Askerliğimi bitirdikten sonra en yakın 5 arkadaşımla Doğu gezisine çıkmıştık. Turumuzun en güzel duraklarından biri olan Gaziantep’de çok eski bir pasajda gezerken dükkanların birinde ‘Magic Box’ (Sihirli Kutu) yazan levha dikkatimi çekti. Dükkan sahibine sihirli kutunun özelliklerini sordum. O da bana, neden açmayı denemiyorsunuz, dedi. Tabii ki kutuyu ilk elime aldığımda açamadım ama açılış tarzı beni çok etkilemişti. Sonuçta kutuyu hediye olarak Emmie’ye almaya karar vermiştim. Ona nasıl evlenme teklifi edeceğimi düşünürken aldığım sihirli kutu aklıma geldi. Eve dönmeden önce yüzüğü alıp bu kutunun içine koymaya karar verdim. Evlenme teklif etmek kolay değil, düşündüm ki tek zorluğu ben çekmeyeyim, Emmie de uğraşsın biraz. Bir Cumartesi sabahı Emmie kahvaltı hazırlarken kutuyu yatağın üstüne bıraktım ve bulmasını bekledim. Kutuyu bulduğunda içinde onun için bir hediye olduğunun farkındaydı ama acaba neydi? Beş dakika kadar uğraştıktan sonra yavaş yavaş ona yardım etmeye başladım ve en sonunda kutuyu açtığında içindeki yüzük kutusunu buldu. Bana baktığında gözleri dolu dolu olmuştu, ben de içindeki kutuyu alarak dizlerimin üstünde ona evlenme teklif ettim. Evet diz çöktüm!!!
Evlilik kararı aldıktan sonra nasıl bir hazırlık içerisine girdiniz, hazırlıklara ne zaman başladınız?
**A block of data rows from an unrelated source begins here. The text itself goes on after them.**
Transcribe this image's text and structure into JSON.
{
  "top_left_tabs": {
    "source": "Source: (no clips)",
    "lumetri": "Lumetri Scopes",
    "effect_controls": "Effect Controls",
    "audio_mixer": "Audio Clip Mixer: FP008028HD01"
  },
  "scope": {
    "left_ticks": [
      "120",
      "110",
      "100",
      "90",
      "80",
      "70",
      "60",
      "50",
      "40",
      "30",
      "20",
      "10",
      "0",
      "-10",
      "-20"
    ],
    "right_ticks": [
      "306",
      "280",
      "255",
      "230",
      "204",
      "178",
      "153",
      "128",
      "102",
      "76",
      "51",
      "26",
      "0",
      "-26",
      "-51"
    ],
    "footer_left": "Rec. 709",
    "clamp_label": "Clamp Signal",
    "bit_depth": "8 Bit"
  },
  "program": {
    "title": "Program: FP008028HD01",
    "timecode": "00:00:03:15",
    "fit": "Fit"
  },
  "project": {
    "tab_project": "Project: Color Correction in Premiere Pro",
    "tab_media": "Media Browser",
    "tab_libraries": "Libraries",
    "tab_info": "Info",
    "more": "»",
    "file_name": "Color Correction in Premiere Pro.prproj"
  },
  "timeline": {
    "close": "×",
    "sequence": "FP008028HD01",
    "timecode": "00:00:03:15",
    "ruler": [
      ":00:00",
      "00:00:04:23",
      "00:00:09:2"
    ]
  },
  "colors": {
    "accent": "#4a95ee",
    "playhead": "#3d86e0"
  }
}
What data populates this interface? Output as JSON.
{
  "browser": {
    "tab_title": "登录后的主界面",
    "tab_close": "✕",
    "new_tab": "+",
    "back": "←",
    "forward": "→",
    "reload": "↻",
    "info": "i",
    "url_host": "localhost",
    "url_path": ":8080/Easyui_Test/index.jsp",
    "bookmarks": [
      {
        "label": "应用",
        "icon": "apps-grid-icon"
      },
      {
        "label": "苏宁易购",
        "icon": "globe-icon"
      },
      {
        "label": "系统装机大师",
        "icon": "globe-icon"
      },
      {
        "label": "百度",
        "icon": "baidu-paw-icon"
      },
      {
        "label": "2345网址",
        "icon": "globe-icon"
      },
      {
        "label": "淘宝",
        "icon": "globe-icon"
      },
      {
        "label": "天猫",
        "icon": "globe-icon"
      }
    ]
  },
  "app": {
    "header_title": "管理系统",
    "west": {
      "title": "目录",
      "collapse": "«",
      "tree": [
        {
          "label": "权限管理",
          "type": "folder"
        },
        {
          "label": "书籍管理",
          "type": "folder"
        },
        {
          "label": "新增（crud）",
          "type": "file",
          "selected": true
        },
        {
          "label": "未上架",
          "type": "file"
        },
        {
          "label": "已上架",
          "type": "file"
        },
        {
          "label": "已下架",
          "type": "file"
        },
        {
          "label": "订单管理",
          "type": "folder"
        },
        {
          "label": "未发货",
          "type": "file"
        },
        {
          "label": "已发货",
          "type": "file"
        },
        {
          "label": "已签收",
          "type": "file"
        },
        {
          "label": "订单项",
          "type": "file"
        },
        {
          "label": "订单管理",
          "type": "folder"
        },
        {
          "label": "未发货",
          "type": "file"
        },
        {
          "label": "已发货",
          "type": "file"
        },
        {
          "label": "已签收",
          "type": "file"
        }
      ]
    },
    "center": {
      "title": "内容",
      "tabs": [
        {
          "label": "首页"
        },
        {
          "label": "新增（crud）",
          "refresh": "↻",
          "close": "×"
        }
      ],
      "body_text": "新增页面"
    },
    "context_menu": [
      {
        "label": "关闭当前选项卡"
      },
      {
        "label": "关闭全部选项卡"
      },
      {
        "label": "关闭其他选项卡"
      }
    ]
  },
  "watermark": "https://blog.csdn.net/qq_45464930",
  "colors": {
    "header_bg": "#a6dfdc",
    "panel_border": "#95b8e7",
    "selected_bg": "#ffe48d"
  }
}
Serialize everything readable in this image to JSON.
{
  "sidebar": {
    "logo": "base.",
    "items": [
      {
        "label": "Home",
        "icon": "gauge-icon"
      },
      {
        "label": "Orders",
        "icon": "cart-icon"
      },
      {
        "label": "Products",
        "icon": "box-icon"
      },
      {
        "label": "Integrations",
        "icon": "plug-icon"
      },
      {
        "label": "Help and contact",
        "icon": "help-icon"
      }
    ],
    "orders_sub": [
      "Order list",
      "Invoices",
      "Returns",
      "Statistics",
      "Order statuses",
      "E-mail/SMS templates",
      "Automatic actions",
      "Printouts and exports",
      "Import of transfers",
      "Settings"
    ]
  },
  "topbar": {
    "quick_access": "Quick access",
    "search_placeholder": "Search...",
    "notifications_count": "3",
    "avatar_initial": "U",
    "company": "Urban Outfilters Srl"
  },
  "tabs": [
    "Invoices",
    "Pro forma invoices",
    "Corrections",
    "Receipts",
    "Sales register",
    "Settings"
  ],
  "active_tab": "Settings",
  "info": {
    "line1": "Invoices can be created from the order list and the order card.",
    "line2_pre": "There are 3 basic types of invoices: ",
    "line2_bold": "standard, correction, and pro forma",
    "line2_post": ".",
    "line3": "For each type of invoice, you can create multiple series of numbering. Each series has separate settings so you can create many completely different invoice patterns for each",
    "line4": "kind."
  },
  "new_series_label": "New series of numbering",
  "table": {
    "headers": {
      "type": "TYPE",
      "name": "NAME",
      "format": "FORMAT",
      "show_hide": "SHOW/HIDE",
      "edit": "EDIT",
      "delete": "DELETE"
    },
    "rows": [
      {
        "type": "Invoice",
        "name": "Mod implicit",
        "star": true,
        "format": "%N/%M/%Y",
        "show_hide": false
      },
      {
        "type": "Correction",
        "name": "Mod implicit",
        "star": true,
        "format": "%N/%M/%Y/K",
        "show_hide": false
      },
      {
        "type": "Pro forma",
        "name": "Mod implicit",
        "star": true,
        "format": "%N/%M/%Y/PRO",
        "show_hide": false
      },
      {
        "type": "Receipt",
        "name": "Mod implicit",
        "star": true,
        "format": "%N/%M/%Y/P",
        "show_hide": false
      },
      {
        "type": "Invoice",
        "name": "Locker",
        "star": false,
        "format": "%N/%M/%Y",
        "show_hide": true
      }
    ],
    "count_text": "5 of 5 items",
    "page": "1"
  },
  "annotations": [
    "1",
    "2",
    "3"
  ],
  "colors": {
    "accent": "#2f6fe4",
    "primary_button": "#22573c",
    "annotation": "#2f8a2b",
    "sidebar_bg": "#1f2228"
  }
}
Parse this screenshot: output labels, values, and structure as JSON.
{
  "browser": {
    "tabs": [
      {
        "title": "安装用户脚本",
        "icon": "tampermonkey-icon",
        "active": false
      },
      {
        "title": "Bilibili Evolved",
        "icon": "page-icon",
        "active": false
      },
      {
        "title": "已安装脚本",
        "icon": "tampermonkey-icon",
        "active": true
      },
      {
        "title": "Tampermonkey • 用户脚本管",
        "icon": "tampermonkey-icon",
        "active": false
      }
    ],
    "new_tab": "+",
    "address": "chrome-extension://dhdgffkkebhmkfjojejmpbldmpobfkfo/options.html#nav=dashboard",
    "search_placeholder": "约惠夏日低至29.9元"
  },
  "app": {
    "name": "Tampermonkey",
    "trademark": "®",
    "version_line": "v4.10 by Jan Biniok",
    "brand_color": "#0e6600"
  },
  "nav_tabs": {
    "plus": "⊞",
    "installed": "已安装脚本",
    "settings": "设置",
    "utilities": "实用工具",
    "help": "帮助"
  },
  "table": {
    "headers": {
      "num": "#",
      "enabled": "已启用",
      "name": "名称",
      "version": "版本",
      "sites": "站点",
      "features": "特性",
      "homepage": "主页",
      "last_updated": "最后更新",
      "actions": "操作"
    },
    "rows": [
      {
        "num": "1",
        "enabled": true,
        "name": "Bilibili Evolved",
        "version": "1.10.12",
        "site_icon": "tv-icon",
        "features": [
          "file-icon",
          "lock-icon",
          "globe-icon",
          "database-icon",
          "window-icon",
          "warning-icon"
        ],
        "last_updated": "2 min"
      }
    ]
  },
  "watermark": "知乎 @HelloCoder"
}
Aslında daha evlilik tekilfi etmeden hazırlıklara başlamıştım. Evlilik kararını askerliğimi yaptığım sırada almıştım ve hemen ablamla bağlantıya geçip araştırmalara başlamasını istedim. Sağolsun, kendisi beni kırmadı ve pek çok işinin arasında düğünümüzü de planladı. Tabi şimdi düşünüyorsunuzdur, daha evlilik teklif etmeden nasıl bu kadar emin adımlar atabiliyorsun, diye. His işte...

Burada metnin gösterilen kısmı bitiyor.